North American natural gas, however, is a different story. He says it’s more fundamentals that are driving price actions, compared to other mainstream commodities. And here’s what his charts are telling him on where natural gas prices are headed:

“Natural gas is still trading within a range. It has gone right up to top of range, at US$4-$4.50 (per thousand cubic feet, or mcf). There is a lot of price resistance there. It looks like we’re not going to go much further than this.”

Dony writes The Technical Speculator, an investment newsletter focused on reading stock charts— www.technicalspeculator.com.

nat gas spot price

“But saying that, we are in an upward band from May of last year, with higher highs and higher lows. We’re doing fine from that perspective. So I don’t think you’re going to see a big pullback in natural gas prices. Maybe $3.80-$4.00 but I don’t see it much lower than that.

nat gas spot price2

“Natural gas has changed its trend. Now it’s just a slow process that’s gathering speed. BUT—there is a mountain of price resistance here. I think it’s going to level off but not fall back to $2.25/mcf or anything.

“This is interesting—if you look at fundamentals you could say it will go back under $2 as there is so much supply. But the market is anticipating more demand. It’s probably stalling at this juncture, but you have to see it below $3 to see it crater to $2 and I don’t see that happening.”

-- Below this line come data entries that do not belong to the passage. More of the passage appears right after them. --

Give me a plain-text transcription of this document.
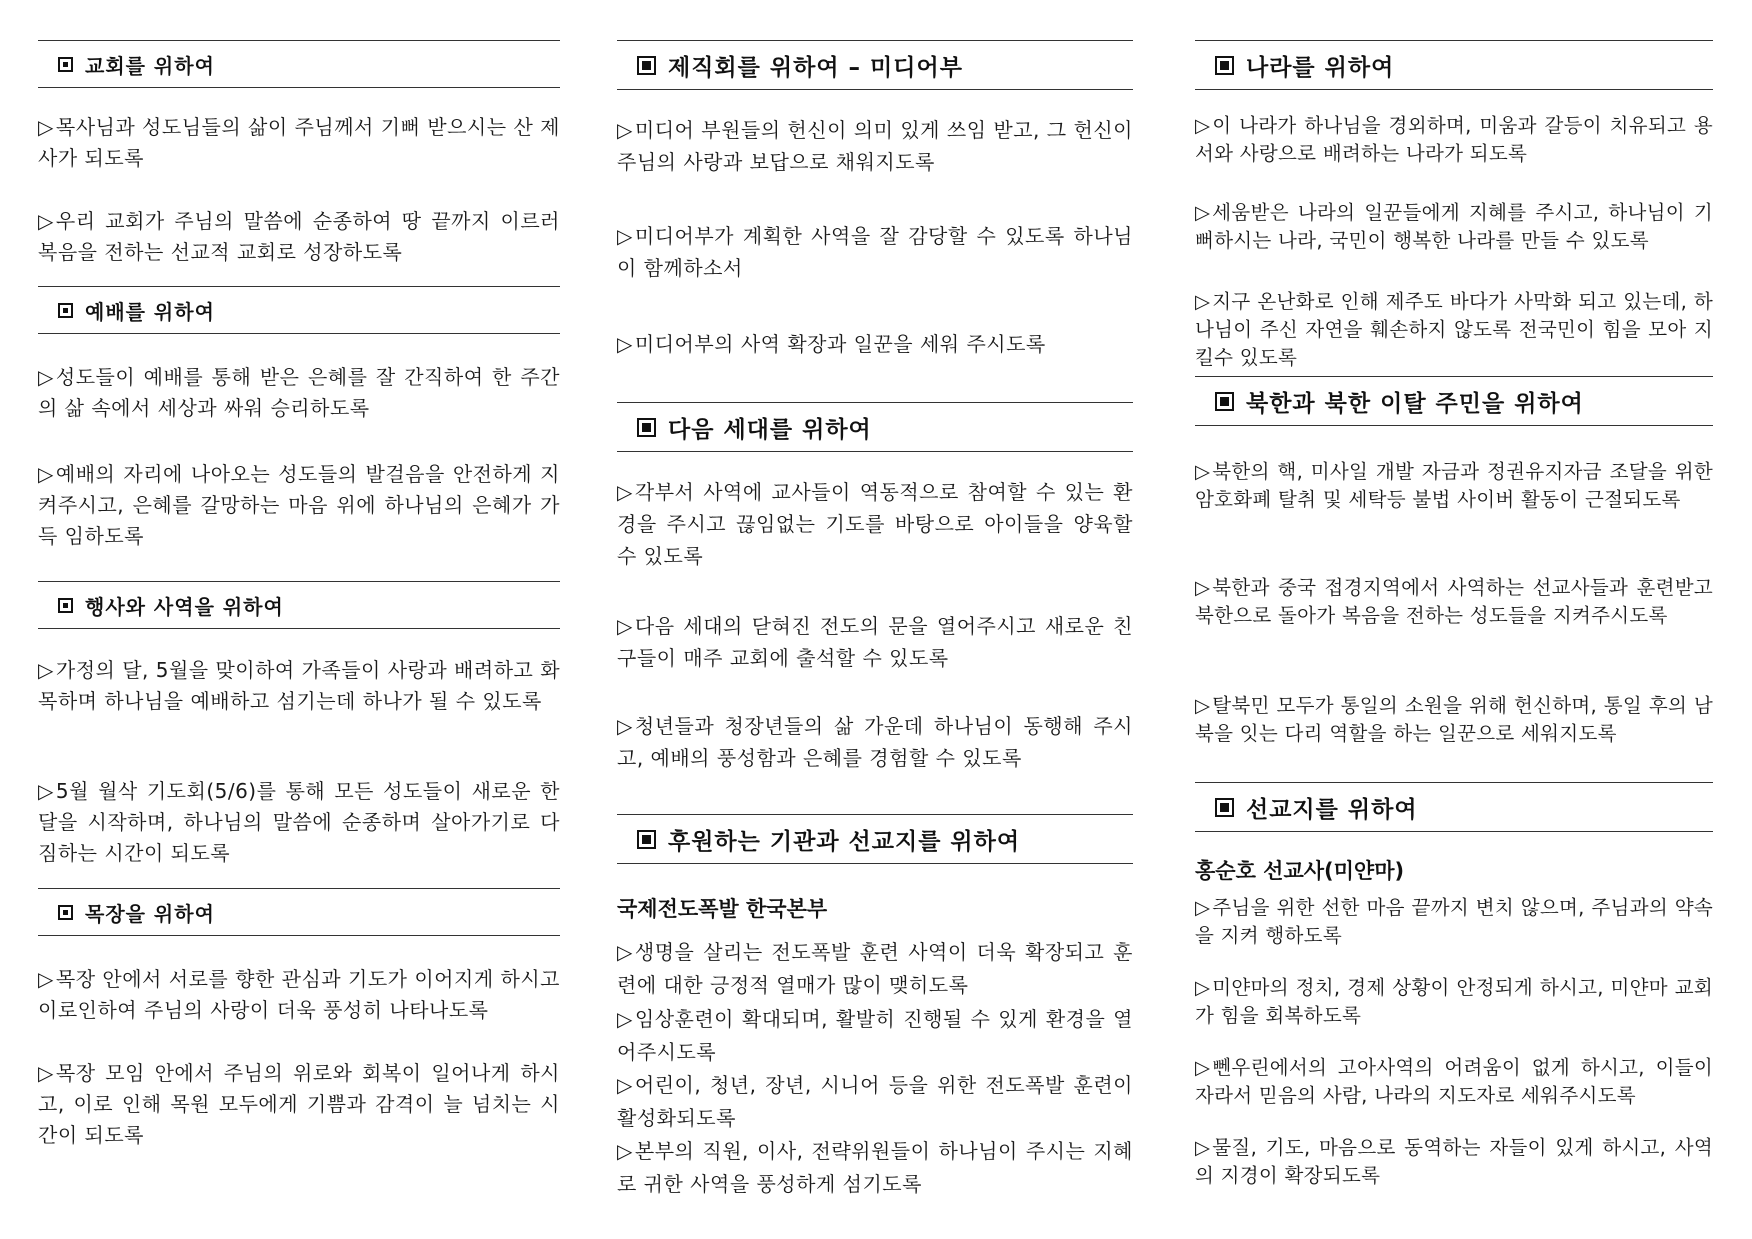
교회를 위하여
▷ 목사님과 성도님들의 삶이 주님께서 기뻐 받으시는 산 제사가 되도록
▷ 우리 교회가 주님의 말씀에 순종하여 땅 끝까지 이르러 복음을 전하는 선교적 교회로 성장하도록
예배를 위하여
▷ 성도들이 예배를 통해 받은 은혜를 잘 간직하여 한 주간의 삶 속에서 세상과 싸워 승리하도록
▷ 예배의 자리에 나아오는 성도들의 발걸음을 안전하게 지켜주시고, 은혜를 갈망하는 마음 위에 하나님의 은혜가 가득 임하도록
행사와 사역을 위하여
▷ 가정의 달, 5월을 맞이하여 가족들이 사랑과 배려하고 화목하며 하나님을 예배하고 섬기는데 하나가 될 수 있도록
▷ 5월 월삭 기도회(5/6)를 통해 모든 성도들이 새로운 한달을 시작하며, 하나님의 말씀에 순종하며 살아가기로 다짐하는 시간이 되도록
목장을 위하여
▷ 목장 안에서 서로를 향한 관심과 기도가 이어지게 하시고 이로인하여 주님의 사랑이 더욱 풍성히 나타나도록
▷ 목장 모임 안에서 주님의 위로와 회복이 일어나게 하시고, 이로 인해 목원 모두에게 기쁨과 감격이 늘 넘치는 시간이 되도록
제직회를 위하여 – 미디어부
▷ 미디어 부원들의 헌신이 의미 있게 쓰임 받고, 그 헌신이 주님의 사랑과 보답으로 채워지도록
▷ 미디어부가 계획한 사역을 잘 감당할 수 있도록 하나님이 함께하소서
▷ 미디어부의 사역 확장과 일꾼을 세워 주시도록
다음 세대를 위하여
▷ 각부서 사역에 교사들이 역동적으로 참여할 수 있는 환경을 주시고 끊임없는 기도를 바탕으로 아이들을 양육할 수 있도록
▷ 다음 세대의 닫혀진 전도의 문을 열어주시고 새로운 친구들이 매주 교회에 출석할 수 있도록
▷ 청년들과 청장년들의 삶 가운데 하나님이 동행해 주시고, 예배의 풍성함과 은혜를 경험할 수 있도록
후원하는 기관과 선교지를 위하여
국제전도폭발 한국본부
▷ 생명을 살리는 전도폭발 훈련 사역이 더욱 확장되고 훈련에 대한 긍정적 열매가 많이 맺히도록
▷ 임상훈련이 확대되며, 활발히 진행될 수 있게 환경을 열어주시도록
▷ 어린이, 청년, 장년, 시니어 등을 위한 전도폭발 훈련이 활성화되도록
▷ 본부의 직원, 이사, 전략위원들이 하나님이 주시는 지혜로 귀한 사역을 풍성하게 섬기도록
나라를 위하여
▷ 이 나라가 하나님을 경외하며, 미움과 갈등이 치유되고 용서와 사랑으로 배려하는 나라가 되도록
▷ 세움받은 나라의 일꾼들에게 지혜를 주시고, 하나님이 기뻐하시는 나라, 국민이 행복한 나라를 만들 수 있도록
▷ 지구 온난화로 인해 제주도 바다가 사막화 되고 있는데, 하나님이 주신 자연을 훼손하지 않도록 전국민이 힘을 모아 지킬수 있도록
북한과 북한 이탈 주민을 위하여
▷ 북한의 핵, 미사일 개발 자금과 정권유지자금 조달을 위한 암호화폐 탈취 및 세탁등 불법 사이버 활동이 근절되도록
▷ 북한과 중국 접경지역에서 사역하는 선교사들과 훈련받고 북한으로 돌아가 복음을 전하는 성도들을 지켜주시도록
▷ 탈북민 모두가 통일의 소원을 위해 헌신하며, 통일 후의 남북을 잇는 다리 역할을 하는 일꾼으로 세워지도록
선교지를 위하여
홍순호 선교사(미얀마)
▷ 주님을 위한 선한 마음 끝까지 변치 않으며, 주님과의 약속을 지켜 행하도록
▷ 미얀마의 정치, 경제 상황이 안정되게 하시고, 미얀마 교회가 힘을 회복하도록
▷ 뻰우린에서의 고아사역의 어려움이 없게 하시고, 이들이 자라서 믿음의 사람, 나라의 지도자로 세워주시도록
▷ 물질, 기도, 마음으로 동역하는 자들이 있게 하시고, 사역의 지경이 확장되도록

“What I expect we will see is a gradual rise up to $4.75-$5.00 this year. If natural gas breaks above $5.00 then the target goes to $6.50. But I am not betting this will happen given the high inventory levels and huge ongoing supply.”

Even if there are low prices in a given sector, there are almost always good buys to be had, he says.

“There are always leaders within a sector, and those are the ones you need to find. They’re the ones that keep going forward.”

Alright—then who are the leading charts in the natural gas sector where investors could be looking?

Tourmaline Oil Corp—TOU-TSX; TRMLF-PINK–TOU is one of those leaders. It looks like it’s in a great uptrend. If the overall market holds, it’s still going higher, it looks great—my target is $48.

tourmaline chart

Peyto Exploration and Development—PEY-TSX; PEYUF-PINK—This is another leader, though we could see it hang under $28 for next couple of months. My first target is $32.

peyto chart
NuVista—NVA-TSX; NUVSF-PINK—is closely following natgas prices, which is trending up. The stock has broken above a level ($6.00) which for five months investors would not pay that much.

Now, with rising natgas prices, they are willing to pay more for NVA. And around $6.00 should act as the price support level (and good buy-in opportunity) on any retracement. $9.50 is the first target.

– Keith

Disclosure: Donald Dony nor Keith Schaefer own stock in any companies mentioned, nor have any business relationship with them.